Laurence BenoitLa page littéraire
La Nation n° 1904 17 décembre 2010
Le cinquième roman de l’enfant terrible de la littérature française vient d’obtenir le Goncourt après l’avoir raté de peu à deux reprises. Certains prétendent que Houellebecq a calibré son livre en vue de l’obtention de ce prix en atténuant ou supprimant toutes les formes de provocations qui firent scandale en leur temps. Mais si Houellebecq semble effectivement s’être «assagi», s’il émane de ce roman une gravité teintée d’ironie, ou encore si sa construction et ses thèmes offrent un mélange de réalisme classique et de postmodernité, il nous semble que cela ne relève pas essentiellement d’une stratégie de marketing, mais d’une évolution propre à l’auteur et d’une nécessité interne à son sujet.

Houellebecq choisit pour héros principal de son nouveau roman un artiste en arts plastiques qui va connaître un succès fulgurant, Jed Martin (nom annonçant d’emblée une dualité chez le héros entre cosmopolitisme et France profonde). Tout comme son personnage qui, «désireux de donner une vision exhaustive du secteur productif de la société de son temps, (…) devait nécessairement, à un moment ou à un autre de sa carrière, représenter un artiste»1 (p. 123), Michel Houellebecq, qui n’a pas renoncé à ce projet balzacien, devait à un moment ou à un autre représenter un artiste confirmé. Cela lui fournit l’opportunité de brosser un tableau exhaustif de l’univers culturel parisien, d’analyser les mécanismes d’un succès et d’aborder en profondeur la question de la création artistique.
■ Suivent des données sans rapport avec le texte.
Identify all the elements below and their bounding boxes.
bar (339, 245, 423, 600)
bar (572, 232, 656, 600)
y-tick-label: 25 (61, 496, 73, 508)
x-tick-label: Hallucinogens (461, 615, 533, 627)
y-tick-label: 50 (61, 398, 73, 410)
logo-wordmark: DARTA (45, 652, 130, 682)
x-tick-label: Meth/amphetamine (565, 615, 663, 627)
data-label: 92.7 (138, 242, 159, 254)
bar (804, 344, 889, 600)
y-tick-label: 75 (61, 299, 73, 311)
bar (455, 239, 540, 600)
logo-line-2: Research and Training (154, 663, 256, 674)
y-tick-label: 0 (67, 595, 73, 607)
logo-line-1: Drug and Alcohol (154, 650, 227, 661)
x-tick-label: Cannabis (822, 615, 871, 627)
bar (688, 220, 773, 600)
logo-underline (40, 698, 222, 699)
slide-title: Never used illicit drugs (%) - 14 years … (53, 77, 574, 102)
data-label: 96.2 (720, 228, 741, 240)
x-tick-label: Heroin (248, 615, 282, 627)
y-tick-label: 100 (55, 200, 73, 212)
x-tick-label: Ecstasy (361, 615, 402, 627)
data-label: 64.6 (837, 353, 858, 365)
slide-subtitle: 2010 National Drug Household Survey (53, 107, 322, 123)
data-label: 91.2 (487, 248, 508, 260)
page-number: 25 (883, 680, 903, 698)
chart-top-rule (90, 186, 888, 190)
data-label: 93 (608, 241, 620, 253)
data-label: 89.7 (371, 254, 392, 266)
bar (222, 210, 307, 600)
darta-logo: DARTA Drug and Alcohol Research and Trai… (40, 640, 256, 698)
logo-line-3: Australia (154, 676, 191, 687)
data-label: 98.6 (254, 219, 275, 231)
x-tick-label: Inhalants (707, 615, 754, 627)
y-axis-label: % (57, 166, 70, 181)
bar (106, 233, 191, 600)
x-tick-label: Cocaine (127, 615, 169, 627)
Il raconte donc l’histoire assez classique de l’ascension d’un peintre et celle, moins conventionnelle, de son retrait du monde en pleine gloire. Les épisodes de la naissance de sa vocation, de son premier succès grâce une exposition de photos de cartes Michelin remarquée par la chargée de communication de ladite firme, de sa liaison avortée avec cette dernière, de ses rapports douloureux avec son père, de ses divers cycles créatifs allant de la photo à la vidéo en passant par la peinture, de sa relation privilégiée avec un écrivain célèbre fondée sur une vocation artistique commune, et finalement de sa mort solitaire dans la maison de son enfance, ces épisodes s’égrènent dans un ordre pas toujours chronologique mais formant au final un tableau complet et cohérent. Le roman pourrait s’intituler: Vie et mort de l’artiste Jed Martin.
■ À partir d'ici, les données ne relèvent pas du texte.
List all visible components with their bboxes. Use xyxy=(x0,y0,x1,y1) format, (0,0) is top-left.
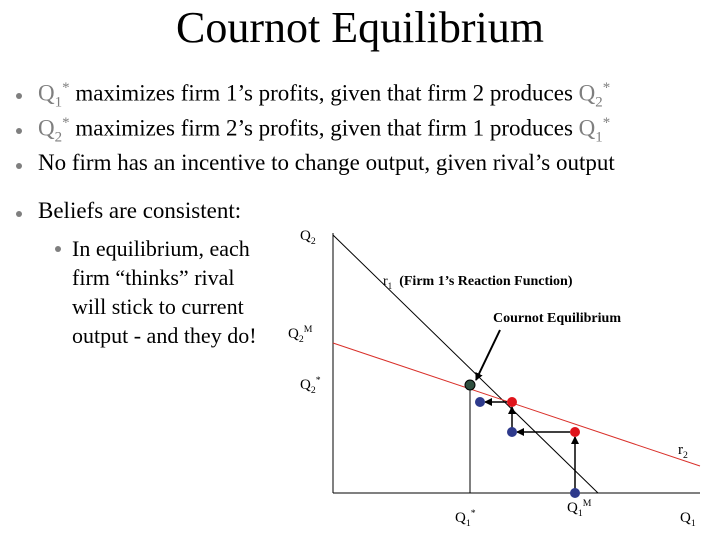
sub: 1 xyxy=(595,129,603,146)
sub: 2 xyxy=(310,236,316,247)
text: maximizes firm 1’s profits, given that f… xyxy=(69,80,579,106)
y-axis-label: Q2 xyxy=(300,228,316,247)
sup: * xyxy=(62,80,70,96)
sub: 2 xyxy=(310,385,316,396)
line: firm “thinks” rival xyxy=(72,265,235,290)
equilibrium-label: Cournot Equilibrium xyxy=(493,311,621,326)
sup: M xyxy=(303,324,313,335)
sub: 2 xyxy=(683,450,688,461)
q2star-label: Q2* xyxy=(300,375,321,396)
q: Q xyxy=(680,510,691,526)
q: Q xyxy=(38,115,55,141)
text: (Firm 1’s Reaction Function) xyxy=(399,274,573,289)
sub-bullet: In equilibrium, each firm “thinks” rival… xyxy=(72,234,257,350)
sub: 1 xyxy=(690,518,696,529)
sup: * xyxy=(470,508,476,519)
point xyxy=(570,427,580,437)
q: Q xyxy=(578,80,596,106)
bullet: Beliefs are consistent: xyxy=(38,198,242,223)
sup: * xyxy=(315,375,321,386)
text: maximizes firm 2’s profits, given that f… xyxy=(69,115,579,141)
r1-label: r1 (Firm 1’s Reaction Function) xyxy=(383,274,573,291)
bullet: No firm has an incentive to change outpu… xyxy=(38,150,615,175)
bullet-dot xyxy=(16,128,22,134)
q: Q xyxy=(455,510,466,526)
sub: 1 xyxy=(465,518,471,529)
sup: * xyxy=(62,115,70,131)
sub: 2 xyxy=(595,94,603,111)
bullet-dot xyxy=(55,246,61,252)
reaction-r1 xyxy=(332,234,599,494)
sup: * xyxy=(602,115,611,131)
sub: 1 xyxy=(387,280,393,291)
line: In equilibrium, each xyxy=(72,236,250,261)
point xyxy=(507,397,517,407)
point xyxy=(475,397,485,407)
bullet-dot xyxy=(16,93,22,99)
sup: * xyxy=(602,80,611,96)
bullet-dot xyxy=(16,211,22,217)
sub: 1 xyxy=(54,94,63,111)
q1m-label: Q1M xyxy=(567,498,591,519)
q: Q xyxy=(38,80,55,106)
q: Q xyxy=(288,326,299,342)
r2-label: r2 xyxy=(678,442,688,461)
sub: 1 xyxy=(577,508,583,519)
reaction-r2 xyxy=(332,342,701,467)
r: r xyxy=(383,274,388,289)
bullet: Q1* maximizes firm 1’s profits, given th… xyxy=(38,80,610,111)
sup: M xyxy=(582,498,592,509)
x-axis-label: Q1 xyxy=(680,510,696,529)
q: Q xyxy=(567,500,578,516)
sub: 2 xyxy=(54,129,63,146)
q2m-label: Q2M xyxy=(288,324,312,345)
q: Q xyxy=(578,115,596,141)
r: r xyxy=(678,442,683,458)
sub: 2 xyxy=(298,334,304,345)
point xyxy=(507,427,517,437)
q: Q xyxy=(300,228,311,244)
q: Q xyxy=(300,377,311,393)
bullet: Q2* maximizes firm 2’s profits, given th… xyxy=(38,115,610,146)
title: Cournot Equilibrium xyxy=(176,3,544,52)
line: will stick to current xyxy=(72,294,244,319)
line: output - and they do! xyxy=(72,323,257,348)
bullet-dot xyxy=(16,163,22,169)
q1star-label: Q1* xyxy=(455,508,476,529)
pointer-arrow xyxy=(475,329,501,381)
equilibrium-point xyxy=(464,379,476,391)
point xyxy=(570,488,580,498)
Mais cette facture naturaliste très XIXe siècle est contrebalancée par toutes sortes de clins d’oeil formels ou thématiques à la modernité et à la post-modernité et par la création de trompe-l’oeil baroques à laquelle le romancier semble prendre un plaisir ludique. Nous en relèverons quelques-uns, sans prétendre à l’exhaustivité. Il y a par exemple de nombreuses mise en abyme dans ce roman: Michel Houellebecq écrit un roman qui fait le portrait (au sens figuré) d’un peintre, Jed Martin, qui, a un moment de sa carrière, revenant à une peinture figurative inspirée par l’art hollandais du XVIIe siècle, fait le portrait (au sens littéral) d’un écrivain célèbre prénommé Houellebecq. Le personnage fait le portrait de son créateur (ou de son double fictif) dans un retournement parfait du schéma normal et va de surcroît nouer avec lui un semblant de relation amicale, quasi filiale. Cette mise en scène complexe produit un puissant effet de réel et un brouillement de la frontière entre réalité et fiction, créature et créateur, résolument post-moderne (ou baroque si l’on préfère puisqu’il est vrai que les hommes n’innovent jamais entièrement) et qui, c’est un comble, n’interfère pas fondamentalement avec la tonalité classique de l’ouvrage.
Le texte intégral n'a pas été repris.